Adapun ekonomi China dilaporkan tumbuh pada kecepatan stabil di level 6,4 persen pada kuartal pertama, berkebalikan dengan ekspektasi untuk perlambatan lebih lanjut lantaran produksi industri mengalami kenaikan dan permintaan menunjukkan adanya tanda-tanda perbaikan, demikian seperti dilansir Okezone.

Para pelaku pasar pun mencermati data ekonomi China dan Eropa untuk mengetahui sinyal bahwa pertumbuhan global mulai mengalami perbaikan. Rilis Indeks Pembelian Manager (PMI) pada sektor manufaktur dan jasa di Eropa pada Kamis waktu setempat akan memberi petunjuk terkait kekuatan ekonomi Eropa selanjutnya.

Di sisi lain, laporan menunjukkan bahwa defisit perdagangan turun ke level terendah 8 bulan pada Februari lantaran impor dari China yang anjlok, sehingga memberi dorongan untuk agenda America First Presiden Donald Trump dan pertumbuhan ekonomi pada kuartal pertama.

Dari dalam negeri, rupiah rupanya berhasil melaju ke zona hijau pasca Pemilu rampung. “Pemilu yang berjalan aman dan lancar menandakan kondisi ketidakpastian berakhir.

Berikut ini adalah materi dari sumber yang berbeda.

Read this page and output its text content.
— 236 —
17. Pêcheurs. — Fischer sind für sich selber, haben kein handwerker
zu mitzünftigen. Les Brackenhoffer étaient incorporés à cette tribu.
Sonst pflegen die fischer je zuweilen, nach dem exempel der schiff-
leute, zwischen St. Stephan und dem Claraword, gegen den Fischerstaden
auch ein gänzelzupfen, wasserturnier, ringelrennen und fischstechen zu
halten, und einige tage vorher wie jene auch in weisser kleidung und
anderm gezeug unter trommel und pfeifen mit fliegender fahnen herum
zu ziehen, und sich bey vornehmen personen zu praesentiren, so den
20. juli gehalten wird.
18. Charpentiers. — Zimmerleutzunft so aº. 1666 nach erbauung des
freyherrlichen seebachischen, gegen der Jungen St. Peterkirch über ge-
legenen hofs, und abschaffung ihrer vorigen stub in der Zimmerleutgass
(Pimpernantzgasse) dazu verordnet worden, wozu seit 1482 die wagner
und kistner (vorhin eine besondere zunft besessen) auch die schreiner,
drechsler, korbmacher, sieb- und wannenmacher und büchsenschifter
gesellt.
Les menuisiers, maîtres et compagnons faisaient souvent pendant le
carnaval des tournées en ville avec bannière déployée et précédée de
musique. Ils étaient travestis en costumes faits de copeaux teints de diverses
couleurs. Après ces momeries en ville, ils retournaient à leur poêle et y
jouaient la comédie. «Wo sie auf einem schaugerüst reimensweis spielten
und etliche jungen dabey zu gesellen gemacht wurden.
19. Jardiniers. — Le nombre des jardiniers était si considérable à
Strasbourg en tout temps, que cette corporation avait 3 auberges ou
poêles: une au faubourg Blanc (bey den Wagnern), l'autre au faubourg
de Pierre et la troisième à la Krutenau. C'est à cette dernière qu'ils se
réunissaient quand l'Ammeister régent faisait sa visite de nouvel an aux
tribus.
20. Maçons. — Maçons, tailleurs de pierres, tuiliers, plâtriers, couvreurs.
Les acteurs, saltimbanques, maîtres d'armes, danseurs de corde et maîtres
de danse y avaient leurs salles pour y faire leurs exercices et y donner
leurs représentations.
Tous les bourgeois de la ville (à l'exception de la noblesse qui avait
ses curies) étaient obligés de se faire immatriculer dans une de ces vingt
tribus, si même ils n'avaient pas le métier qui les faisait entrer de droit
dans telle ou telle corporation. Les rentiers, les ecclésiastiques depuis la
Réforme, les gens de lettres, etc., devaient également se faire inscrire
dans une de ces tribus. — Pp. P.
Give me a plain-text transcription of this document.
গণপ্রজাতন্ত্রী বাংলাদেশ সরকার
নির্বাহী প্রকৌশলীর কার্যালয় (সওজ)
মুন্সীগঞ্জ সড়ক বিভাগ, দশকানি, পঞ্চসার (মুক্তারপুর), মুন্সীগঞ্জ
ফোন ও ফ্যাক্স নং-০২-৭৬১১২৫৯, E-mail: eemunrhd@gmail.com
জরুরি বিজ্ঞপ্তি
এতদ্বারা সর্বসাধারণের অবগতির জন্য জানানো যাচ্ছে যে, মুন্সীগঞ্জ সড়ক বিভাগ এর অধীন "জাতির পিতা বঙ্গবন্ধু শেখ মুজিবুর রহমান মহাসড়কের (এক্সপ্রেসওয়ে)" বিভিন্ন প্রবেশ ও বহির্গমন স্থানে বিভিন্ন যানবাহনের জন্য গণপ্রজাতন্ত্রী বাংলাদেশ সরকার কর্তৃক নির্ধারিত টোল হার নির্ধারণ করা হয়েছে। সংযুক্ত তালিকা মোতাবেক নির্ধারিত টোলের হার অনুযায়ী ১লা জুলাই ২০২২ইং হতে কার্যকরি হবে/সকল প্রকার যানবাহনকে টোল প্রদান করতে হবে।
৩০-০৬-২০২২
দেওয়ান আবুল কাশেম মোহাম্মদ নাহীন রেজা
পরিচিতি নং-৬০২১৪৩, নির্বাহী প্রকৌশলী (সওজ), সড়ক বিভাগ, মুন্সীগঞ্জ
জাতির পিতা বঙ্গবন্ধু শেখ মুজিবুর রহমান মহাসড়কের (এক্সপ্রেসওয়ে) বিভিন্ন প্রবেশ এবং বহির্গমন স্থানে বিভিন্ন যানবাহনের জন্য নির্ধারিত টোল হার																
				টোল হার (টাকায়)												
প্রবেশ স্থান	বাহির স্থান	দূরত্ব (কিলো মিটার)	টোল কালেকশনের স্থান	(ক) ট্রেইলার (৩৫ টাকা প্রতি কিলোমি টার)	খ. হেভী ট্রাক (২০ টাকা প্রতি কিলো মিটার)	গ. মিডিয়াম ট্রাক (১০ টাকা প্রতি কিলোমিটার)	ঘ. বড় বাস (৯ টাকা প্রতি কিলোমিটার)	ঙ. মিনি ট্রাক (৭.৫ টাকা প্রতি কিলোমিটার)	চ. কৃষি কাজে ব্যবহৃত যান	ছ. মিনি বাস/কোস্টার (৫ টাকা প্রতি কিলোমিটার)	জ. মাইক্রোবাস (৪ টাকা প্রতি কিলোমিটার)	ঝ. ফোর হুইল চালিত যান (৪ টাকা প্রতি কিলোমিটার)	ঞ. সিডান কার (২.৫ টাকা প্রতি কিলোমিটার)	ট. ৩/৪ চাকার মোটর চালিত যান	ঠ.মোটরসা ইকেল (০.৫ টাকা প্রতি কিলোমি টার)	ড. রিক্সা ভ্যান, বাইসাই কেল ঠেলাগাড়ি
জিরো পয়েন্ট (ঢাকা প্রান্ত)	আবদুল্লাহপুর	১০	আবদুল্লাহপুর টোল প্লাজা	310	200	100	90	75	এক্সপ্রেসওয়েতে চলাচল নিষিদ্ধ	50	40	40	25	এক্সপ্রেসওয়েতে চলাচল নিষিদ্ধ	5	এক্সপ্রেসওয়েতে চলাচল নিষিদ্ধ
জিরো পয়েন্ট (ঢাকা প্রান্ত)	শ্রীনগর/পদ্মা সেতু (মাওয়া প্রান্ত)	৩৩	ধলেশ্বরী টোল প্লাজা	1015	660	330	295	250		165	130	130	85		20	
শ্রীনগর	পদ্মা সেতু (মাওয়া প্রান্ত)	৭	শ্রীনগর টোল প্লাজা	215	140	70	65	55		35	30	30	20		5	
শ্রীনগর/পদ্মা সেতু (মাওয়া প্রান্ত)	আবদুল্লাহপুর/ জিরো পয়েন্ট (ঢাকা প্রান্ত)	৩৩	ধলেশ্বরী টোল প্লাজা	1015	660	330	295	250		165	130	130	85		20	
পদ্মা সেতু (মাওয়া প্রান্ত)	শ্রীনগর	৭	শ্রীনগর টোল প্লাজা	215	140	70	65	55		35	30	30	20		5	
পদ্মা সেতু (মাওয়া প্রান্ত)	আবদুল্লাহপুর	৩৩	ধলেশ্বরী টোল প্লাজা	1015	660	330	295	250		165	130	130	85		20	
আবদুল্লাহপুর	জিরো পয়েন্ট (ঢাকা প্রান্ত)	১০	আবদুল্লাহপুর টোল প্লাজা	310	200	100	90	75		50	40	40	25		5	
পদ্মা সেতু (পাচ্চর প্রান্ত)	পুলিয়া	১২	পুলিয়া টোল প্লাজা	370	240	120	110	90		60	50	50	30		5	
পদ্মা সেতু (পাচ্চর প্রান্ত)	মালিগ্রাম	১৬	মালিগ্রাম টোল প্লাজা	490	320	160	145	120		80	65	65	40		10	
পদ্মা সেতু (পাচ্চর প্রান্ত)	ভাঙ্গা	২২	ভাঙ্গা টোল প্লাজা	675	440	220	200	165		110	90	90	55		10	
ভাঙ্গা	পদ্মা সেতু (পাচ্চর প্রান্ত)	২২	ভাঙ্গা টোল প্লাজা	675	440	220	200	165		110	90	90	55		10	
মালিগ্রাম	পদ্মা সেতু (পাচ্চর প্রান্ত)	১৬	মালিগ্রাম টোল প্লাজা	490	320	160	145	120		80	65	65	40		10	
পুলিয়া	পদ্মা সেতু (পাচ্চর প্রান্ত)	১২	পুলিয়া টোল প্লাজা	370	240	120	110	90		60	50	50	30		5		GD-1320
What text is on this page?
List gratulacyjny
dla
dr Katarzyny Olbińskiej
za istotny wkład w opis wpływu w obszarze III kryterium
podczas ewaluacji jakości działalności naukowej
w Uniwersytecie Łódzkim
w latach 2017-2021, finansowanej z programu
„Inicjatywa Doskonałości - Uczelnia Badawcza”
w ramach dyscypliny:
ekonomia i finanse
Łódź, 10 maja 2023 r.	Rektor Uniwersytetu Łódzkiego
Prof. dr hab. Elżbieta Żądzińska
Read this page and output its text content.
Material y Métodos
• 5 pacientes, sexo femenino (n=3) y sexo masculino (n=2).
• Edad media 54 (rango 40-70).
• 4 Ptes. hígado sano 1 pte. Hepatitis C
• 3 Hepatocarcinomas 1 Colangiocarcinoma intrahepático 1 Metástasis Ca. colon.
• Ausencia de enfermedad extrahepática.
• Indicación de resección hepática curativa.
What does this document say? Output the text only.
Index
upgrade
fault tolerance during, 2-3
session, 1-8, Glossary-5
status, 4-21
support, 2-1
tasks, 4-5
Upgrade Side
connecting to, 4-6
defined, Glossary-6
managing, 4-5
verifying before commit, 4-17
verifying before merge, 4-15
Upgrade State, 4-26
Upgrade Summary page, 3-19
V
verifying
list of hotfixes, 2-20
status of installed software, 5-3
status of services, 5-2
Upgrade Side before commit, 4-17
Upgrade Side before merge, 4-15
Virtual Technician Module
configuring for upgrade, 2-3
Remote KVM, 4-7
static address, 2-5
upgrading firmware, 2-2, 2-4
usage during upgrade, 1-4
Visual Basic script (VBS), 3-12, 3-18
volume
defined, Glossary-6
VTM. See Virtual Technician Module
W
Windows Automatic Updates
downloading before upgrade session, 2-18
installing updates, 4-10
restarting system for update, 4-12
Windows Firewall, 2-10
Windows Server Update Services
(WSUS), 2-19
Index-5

Hal ini pun disukai oleh investor,” kata Monex Investindo Futures Dini Nurhadi Yasyi, seperti dilansir Kontan.

Menurut Ekonom Bahana Sekuritas Satria Sambijantoro, hasil quick count yang diungguli oleh petahana pun merupakan angin segar untuk para investor. Sentimen positif juga berasal dari pertumbuhan ekonomi China kuartal I 2019. “Dampaknya positif karena hubungan perdagangan dengan China lebih besar,” ungkapnya.

Loading...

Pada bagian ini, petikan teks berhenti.